Who is Richard Caro and what is he doing? He’s a mild-mannered (deceptive) public interest lawyer, a doctor of jurisprudence, who is today’s version of the English barons at Runnymede who taught the tyrant King John a needed lesson in 1215—and got him to sign the Magna Carta, the charter of our liberties…the charter that says the sovereign as mighty as he is must be bound by the letter of the law. As the world knows, this state has a Democratic governor who has won two terms as testament to the ineptitude of the Republican party, the venality of special interest contributors who have given him $30 million for his war-chest and the general indolence of voters who have been seduced by his expensive and totally duplicitous TV commercials.

With only a third of the fiscal year having p[assed, Illinois has already spent half of its $6.8 billion health care budget but King Blago is moving to expand state-subsidized health insurance to reach some 147,000 adults which will cost Illinois at least $225 million a year by his own estimate.

The legislature isn’t doing anything, the Republican party isn’t doing much , the Democratic legislature is fretting but it is the lone Richard Caro who has brought suit against the governor—with no funds, no help—suit against the Governor, the Illinois Department of Public Health, the Illinois Department of Healthcare and Family Services and the Illinois comptroller.

Caro has been dogged in his persistence.

You would think this would be a story somewhere, wouldn’t you? Not in Illinois save in The Chicago Daily Observer. Where are the columnists who like to chronicle one lonely lawyer against the multitude? Where is Carol Marin who aches so much for the underdog? It is because Richard Caro is fighting for constitutional processes and that he is not—so far as I know—a recognizable liberal. That’s why.

My guess is that despite the Tribune and Sun-Times’ editorials that give only a glimmer of attention to the law suit that has great importance to all Illinoisans, Caro will come out the victor. Too bad he isn’t a socialist or a gay, a liberal nun, an AIDS patient, an unwed mother, a renegade priest with yellow hair, an oracular black minister who speaks in heroic couplets, or any other member of the special minorities the media favor. He’s just a faceless married man from Riverside with a young family who’s representing the taxpayers and constitutionalists who insist the executive must obey the rules, who’s paying most of the bills on his own.

Whenever I see him passing the collection plate at St. John’s I ask: who’s passing the plate for him?

1 comment:

  1. You have written about Caro's lawsuit maybe a month ago. The other papers still haven't picked it up before. I can't understand why you and the Chicago Daily Observer are the only sources telling this story.
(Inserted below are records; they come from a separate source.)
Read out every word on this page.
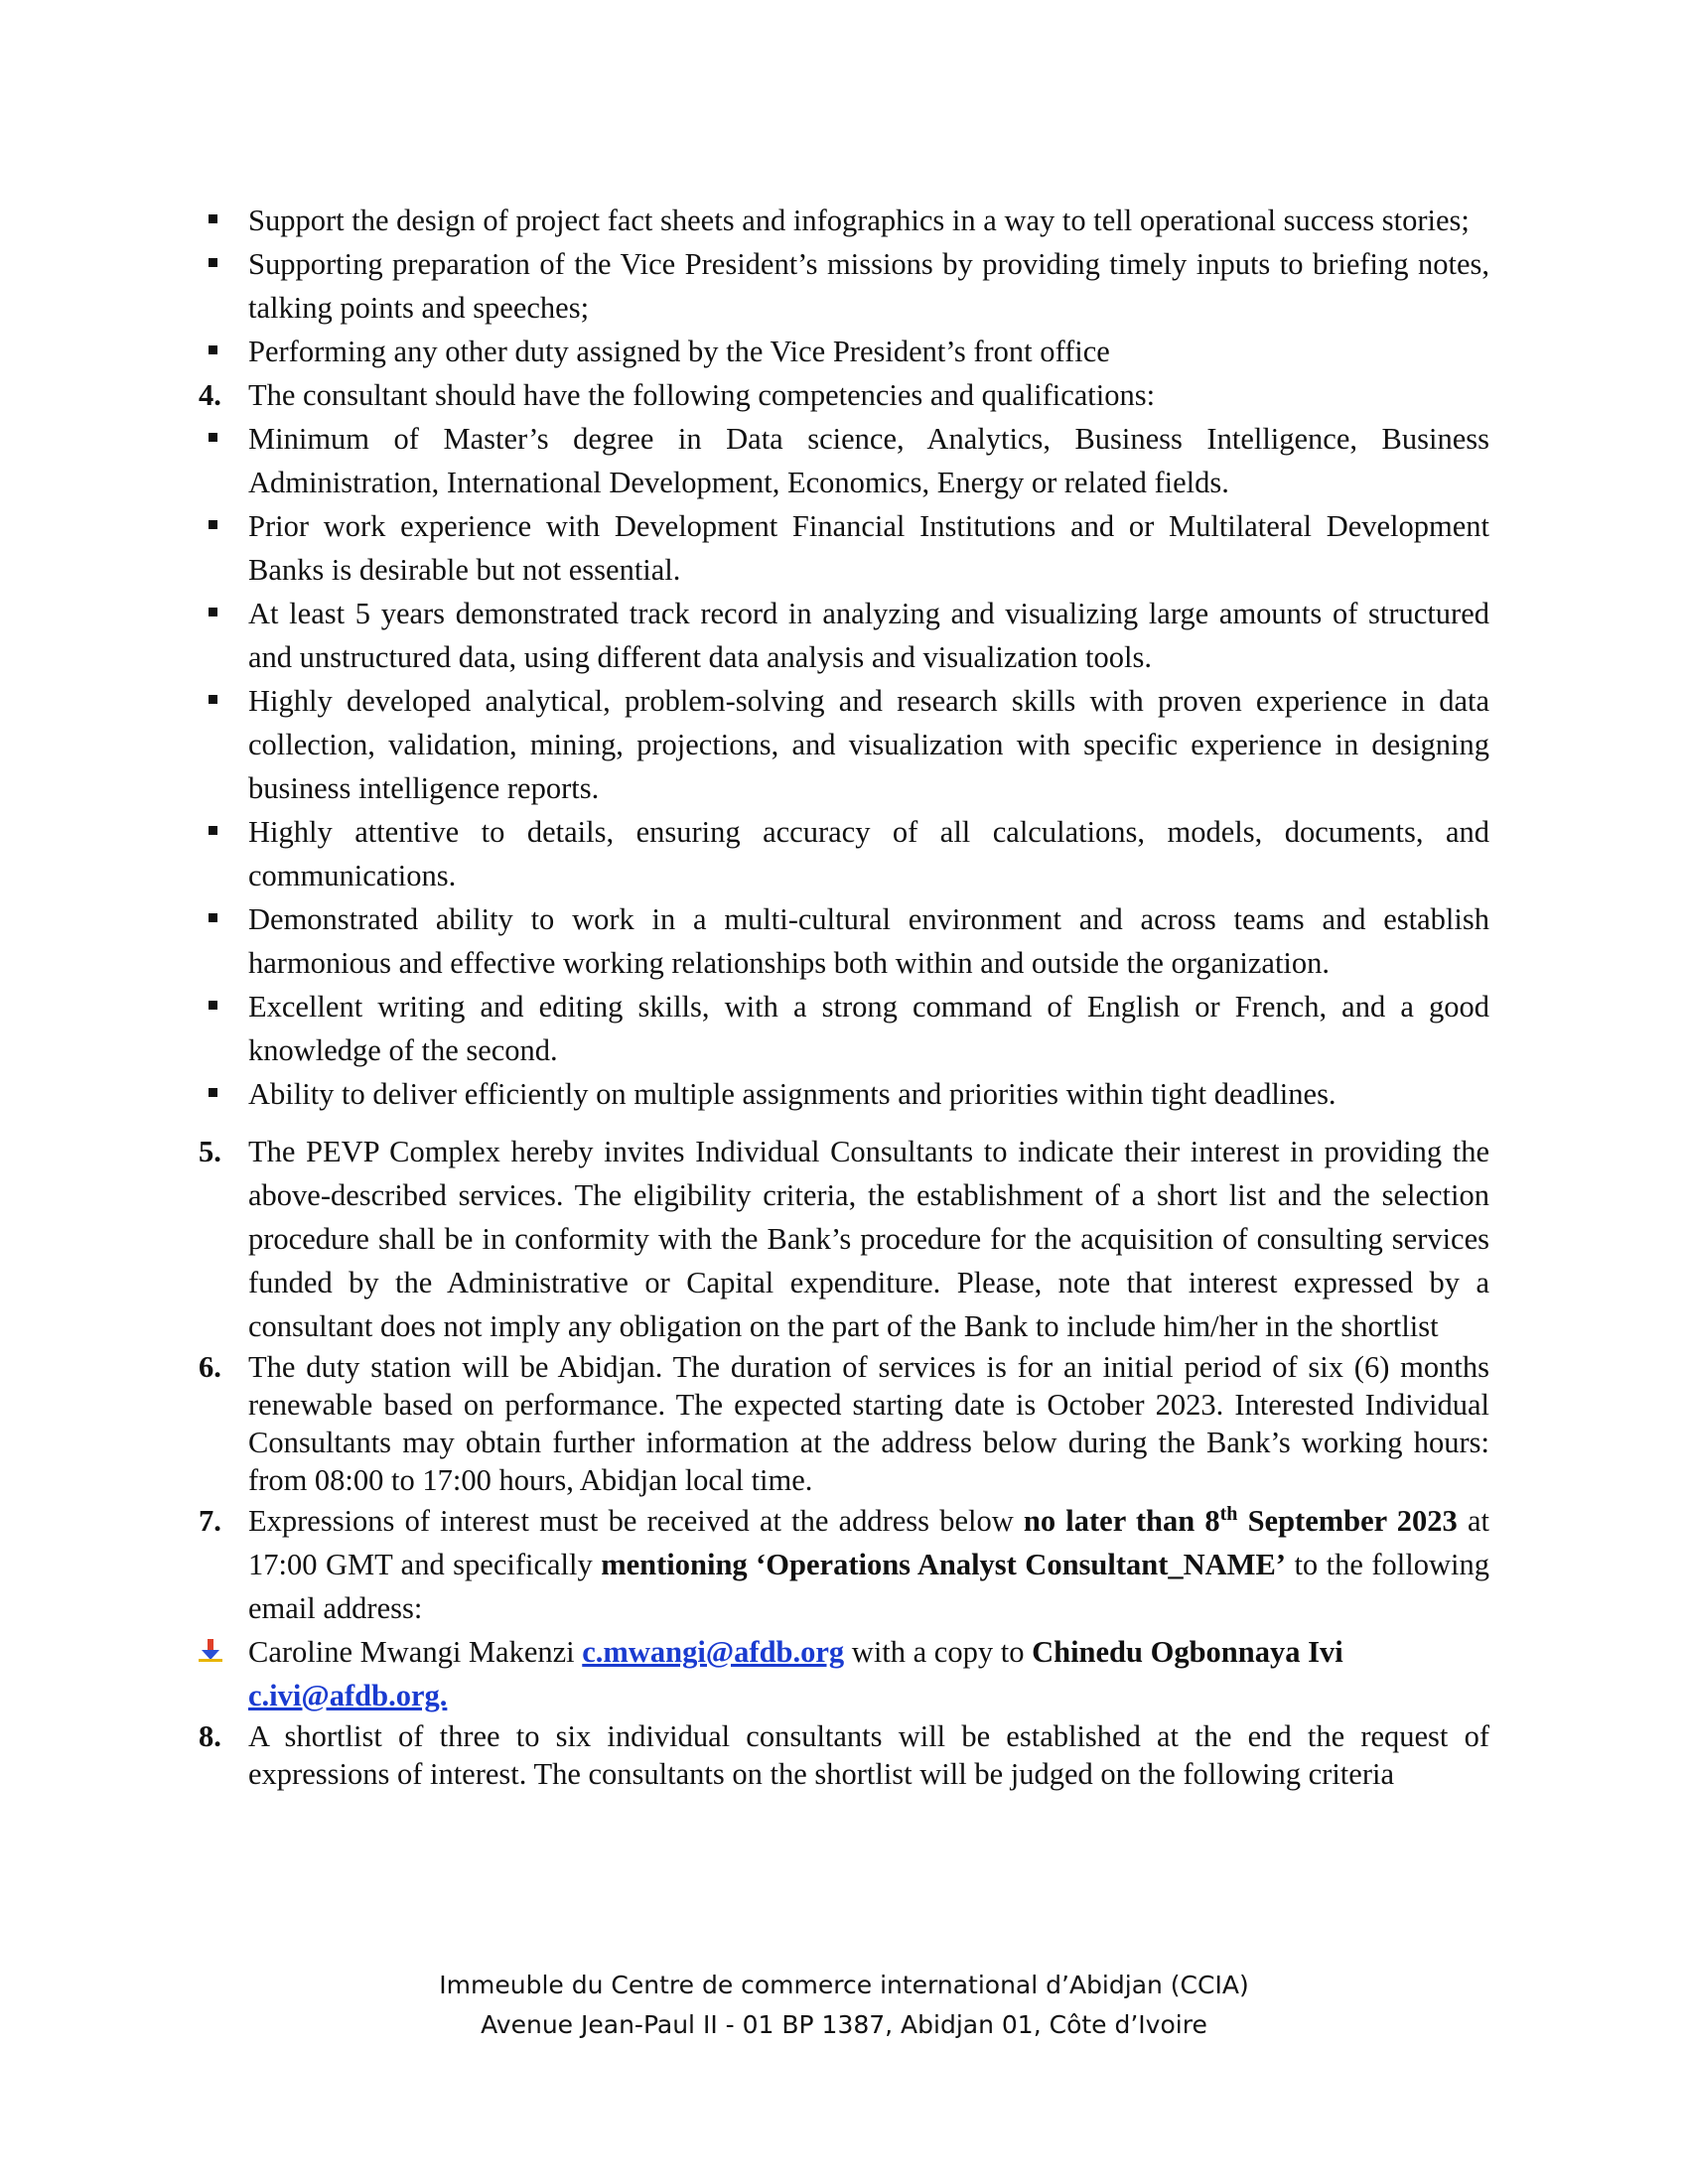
Support the design of project fact sheets and infographics in a way to tell operational success stories;
Supporting preparation of the Vice President’s missions by providing timely inputs to briefing notes, talking points and speeches;
Performing any other duty assigned by the Vice President’s front office
4. The consultant should have the following competencies and qualifications:
Minimum of Master’s degree in Data science, Analytics, Business Intelligence, Business Administration, International Development, Economics, Energy or related fields.
Prior work experience with Development Financial Institutions and or Multilateral Development Banks is desirable but not essential.
At least 5 years demonstrated track record in analyzing and visualizing large amounts of structured and unstructured data, using different data analysis and visualization tools.
Highly developed analytical, problem-solving and research skills with proven experience in data collection, validation, mining, projections, and visualization with specific experience in designing business intelligence reports.
Highly attentive to details, ensuring accuracy of all calculations, models, documents, and communications.
Demonstrated ability to work in a multi-cultural environment and across teams and establish harmonious and effective working relationships both within and outside the organization.
Excellent writing and editing skills, with a strong command of English or French, and a good knowledge of the second.
Ability to deliver efficiently on multiple assignments and priorities within tight deadlines.
5. The PEVP Complex hereby invites Individual Consultants to indicate their interest in providing the above-described services. The eligibility criteria, the establishment of a short list and the selection procedure shall be in conformity with the Bank’s procedure for the acquisition of consulting services funded by the Administrative or Capital expenditure. Please, note that interest expressed by a consultant does not imply any obligation on the part of the Bank to include him/her in the shortlist
6. The duty station will be Abidjan. The duration of services is for an initial period of six (6) months renewable based on performance. The expected starting date is October 2023. Interested Individual Consultants may obtain further information at the address below during the Bank’s working hours: from 08:00 to 17:00 hours, Abidjan local time.
7. Expressions of interest must be received at the address below no later than 8th September 2023 at 17:00 GMT and specifically mentioning ‘Operations Analyst Consultant_NAME’ to the following email address:
Caroline Mwangi Makenzi c.mwangi@afdb.org with a copy to Chinedu Ogbonnaya Ivi
c.ivi@afdb.org.
8. A shortlist of three to six individual consultants will be established at the end the request of expressions of interest. The consultants on the shortlist will be judged on the following criteria
Immeuble du Centre de commerce international d’Abidjan (CCIA)
Avenue Jean-Paul II - 01 BP 1387, Abidjan 01, Côte d’Ivoire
    My only possible explanation is that the story is a bit complex, and certainly the Trib and the Sun Times aren't out their to tax their audience's brains.

    It's also not sexy - there's no murder, no sex, and there's no Madigan. Like you say, the protagonist has no "victim status". Essentially it's a boring story... unless holding the governor to his constitutional powers is your idea of a good read.